La route Canada

  1. Situation géographique et contexte historique
  2. Histoire
  3. Migrations et villes
  4. Voyageur : Tom Plant
  5. Les enfants et la route du Canada
  6. Ancienne route du Canada, corridor international
  7. Projet Chaud-Bec
  8. Beauce-Maine, Territoire d'Héritage commun !

  1. Histoire
À mesure que les pionniers yankees s'établissaient de plus en plus au nord de la vallée de la Kennebec, dans le comté de Somerset, ils s'éloignaient de la ville de Norridgewock et se trouvaient plus proches des marchés urbains de Québec que de ceux de Boston. Au début du dix-neuvième siècle, la capitale du Bas-Canada était un port d'expédition de bois d'oeuvre et un centre de construction navale en pleine croissance. C'était également un centre administratif et militaire. La ville avait besoin d'approvisionnements. Aussi, les éleveurs conduisaient-ils leur bétail vers le nord, à travers les bois, par une piste qu'il construisirent entre les routes longeant les rivières Kennebec et Chaudière. Il devint clair qu'il était à l'avantage de chacun de relier ces deux réseaux routiers. Dans le but de faciliter le commerce, le gouvernement du Massachusetts fit effectuer un tracé correspondant à la piste utilisée pour conduire les bestiaux. Toutefois, la Guerre de 1812 interrompit la réalisation du projet de route.

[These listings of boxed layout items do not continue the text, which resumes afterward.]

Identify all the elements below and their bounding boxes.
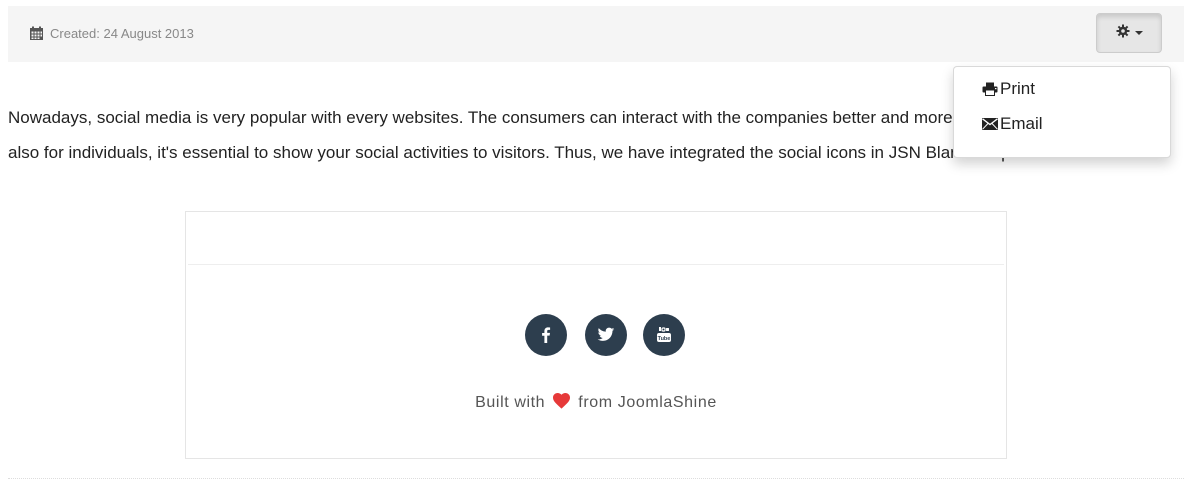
print-label: Print xyxy=(1000,79,1035,98)
built-with-prefix: Built with xyxy=(475,394,546,411)
facebook-link[interactable] xyxy=(525,314,567,356)
article-tools-dropdown: Print Email xyxy=(953,66,1171,158)
calendar-icon xyxy=(29,26,44,41)
article-tools-button[interactable] xyxy=(1096,13,1162,53)
gear-icon xyxy=(1116,24,1130,43)
footer-divider xyxy=(188,264,1004,265)
heart-icon xyxy=(552,392,571,414)
built-with-suffix: from JoomlaShine xyxy=(578,394,717,411)
svg-text:Tube: Tube xyxy=(658,336,671,342)
twitter-icon xyxy=(597,327,615,341)
youtube-icon: Tube xyxy=(657,327,671,342)
envelope-icon xyxy=(982,118,998,130)
print-menu-item[interactable]: Print xyxy=(982,79,1035,99)
caret-down-icon xyxy=(1134,31,1143,35)
built-with-credit: Built with from JoomlaShine xyxy=(186,392,1006,414)
email-menu-item[interactable]: Email xyxy=(982,114,1043,134)
created-date: Created: 24 August 2013 xyxy=(29,26,194,41)
created-label: Created: 24 August 2013 xyxy=(50,26,194,41)
youtube-link[interactable]: Tube xyxy=(643,314,685,356)
twitter-link[interactable] xyxy=(585,314,627,356)
article-info-bar: Created: 24 August 2013 xyxy=(8,6,1184,62)
facebook-icon xyxy=(542,327,551,343)
bottom-separator xyxy=(8,478,1184,479)
footer-module: Tube Built with from JoomlaShine xyxy=(185,211,1007,459)
print-icon xyxy=(982,82,998,96)
email-label: Email xyxy=(1000,114,1043,133)
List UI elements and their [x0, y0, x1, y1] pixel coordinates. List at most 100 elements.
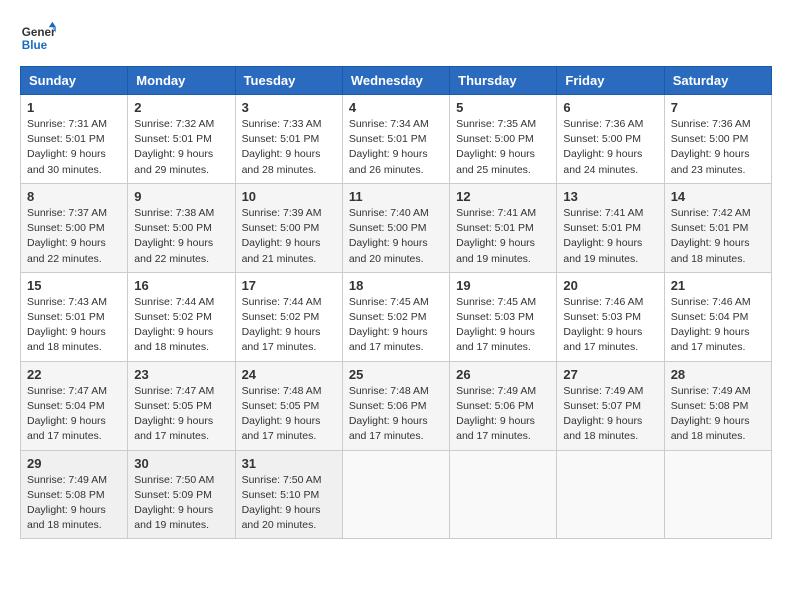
day-info: Sunrise: 7:33 AM Sunset: 5:01 PM Dayligh… — [242, 117, 336, 178]
day-number: 16 — [134, 278, 228, 293]
day-info: Sunrise: 7:45 AM Sunset: 5:02 PM Dayligh… — [349, 295, 443, 356]
calendar-body: 1 Sunrise: 7:31 AM Sunset: 5:01 PM Daylig… — [21, 95, 772, 539]
day-number: 2 — [134, 100, 228, 115]
day-info: Sunrise: 7:45 AM Sunset: 5:03 PM Dayligh… — [456, 295, 550, 356]
day-info: Sunrise: 7:46 AM Sunset: 5:04 PM Dayligh… — [671, 295, 765, 356]
day-info: Sunrise: 7:48 AM Sunset: 5:06 PM Dayligh… — [349, 384, 443, 445]
day-number: 15 — [27, 278, 121, 293]
calendar-cell: 24 Sunrise: 7:48 AM Sunset: 5:05 PM Dayli… — [235, 361, 342, 450]
day-info: Sunrise: 7:36 AM Sunset: 5:00 PM Dayligh… — [671, 117, 765, 178]
day-number: 21 — [671, 278, 765, 293]
day-number: 27 — [563, 367, 657, 382]
day-info: Sunrise: 7:40 AM Sunset: 5:00 PM Dayligh… — [349, 206, 443, 267]
day-info: Sunrise: 7:36 AM Sunset: 5:00 PM Dayligh… — [563, 117, 657, 178]
day-info: Sunrise: 7:50 AM Sunset: 5:10 PM Dayligh… — [242, 473, 336, 534]
day-number: 20 — [563, 278, 657, 293]
day-number: 22 — [27, 367, 121, 382]
calendar: SundayMondayTuesdayWednesdayThursdayFrid… — [20, 66, 772, 539]
day-info: Sunrise: 7:49 AM Sunset: 5:08 PM Dayligh… — [671, 384, 765, 445]
day-info: Sunrise: 7:32 AM Sunset: 5:01 PM Dayligh… — [134, 117, 228, 178]
calendar-cell: 1 Sunrise: 7:31 AM Sunset: 5:01 PM Daylig… — [21, 95, 128, 184]
day-number: 17 — [242, 278, 336, 293]
day-number: 13 — [563, 189, 657, 204]
day-info: Sunrise: 7:47 AM Sunset: 5:05 PM Dayligh… — [134, 384, 228, 445]
calendar-header-row: SundayMondayTuesdayWednesdayThursdayFrid… — [21, 67, 772, 95]
svg-text:Blue: Blue — [22, 39, 48, 52]
calendar-cell: 16Sunrise: 7:44 AM Sunset: 5:02 PM Dayli… — [128, 272, 235, 361]
calendar-week-5: 29 Sunrise: 7:49 AM Sunset: 5:08 PM Dayli… — [21, 450, 772, 539]
day-number: 29 — [27, 456, 121, 471]
day-number: 9 — [134, 189, 228, 204]
calendar-week-2: 8 Sunrise: 7:37 AM Sunset: 5:00 PM Daylig… — [21, 183, 772, 272]
calendar-cell: 22 Sunrise: 7:47 AM Sunset: 5:04 PM Dayli… — [21, 361, 128, 450]
calendar-week-3: 15Sunrise: 7:43 AM Sunset: 5:01 PM Dayli… — [21, 272, 772, 361]
calendar-cell: 26Sunrise: 7:49 AM Sunset: 5:06 PM Dayli… — [450, 361, 557, 450]
calendar-cell: 5Sunrise: 7:35 AM Sunset: 5:00 PM Daylig… — [450, 95, 557, 184]
day-info: Sunrise: 7:49 AM Sunset: 5:06 PM Dayligh… — [456, 384, 550, 445]
calendar-cell: 2 Sunrise: 7:32 AM Sunset: 5:01 PM Daylig… — [128, 95, 235, 184]
calendar-cell: 7 Sunrise: 7:36 AM Sunset: 5:00 PM Daylig… — [664, 95, 771, 184]
day-info: Sunrise: 7:49 AM Sunset: 5:08 PM Dayligh… — [27, 473, 121, 534]
day-info: Sunrise: 7:42 AM Sunset: 5:01 PM Dayligh… — [671, 206, 765, 267]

Dès que le traité de Gand confirma la fin des hostilités en Amérique du Nord, les commerçants du Bas-Canada cherchèrent à rétablir les échanges commerciaux même si on était inquiet des visées militaires des États-Unis. En 1815, le chemin de la Chaudière sur la rive nord-est de la rivière du même nom fut prolongé jusqu'à la rencontre de la rivière Du Loup et continué du côté nord-est de la Du Loup jusqu'à la haute terre, juste au sud de la frontière. Cette route de 40 km, qui suivait l'ancienne piste des éleveurs de bestiaux, était dessouchée et avait près de quatre mètres de large.

En 1817, alors que le district du Maine était en voie de se séparer du Massachusetts pour former un nouvel État, la Législature autorisa la construction d'un « sentier propre au voyage » qui permettrait le passage de charrettes de transport, de traîneaux et d'autres véhicules semblables. Cette voie de communication devait, pour l'essentiel, suivre la piste des conducteurs de bestiaux ; les arbres devaient être déracinés sur une largeur de près de cinq mètres et abattus sur une largeur de dix mètres, les trous comblés et la broussaille coupée. La route de près de 40 km allait de la rive nord de Parlin Pond jusqu'à la frontière canadienne. L'année suivante, le comté de Somerset fit construire une portion supplémentaire de 70 km reliant Concord et Parlin Pond et suivant, du côté ouest, le cours de la rivière Kennebec.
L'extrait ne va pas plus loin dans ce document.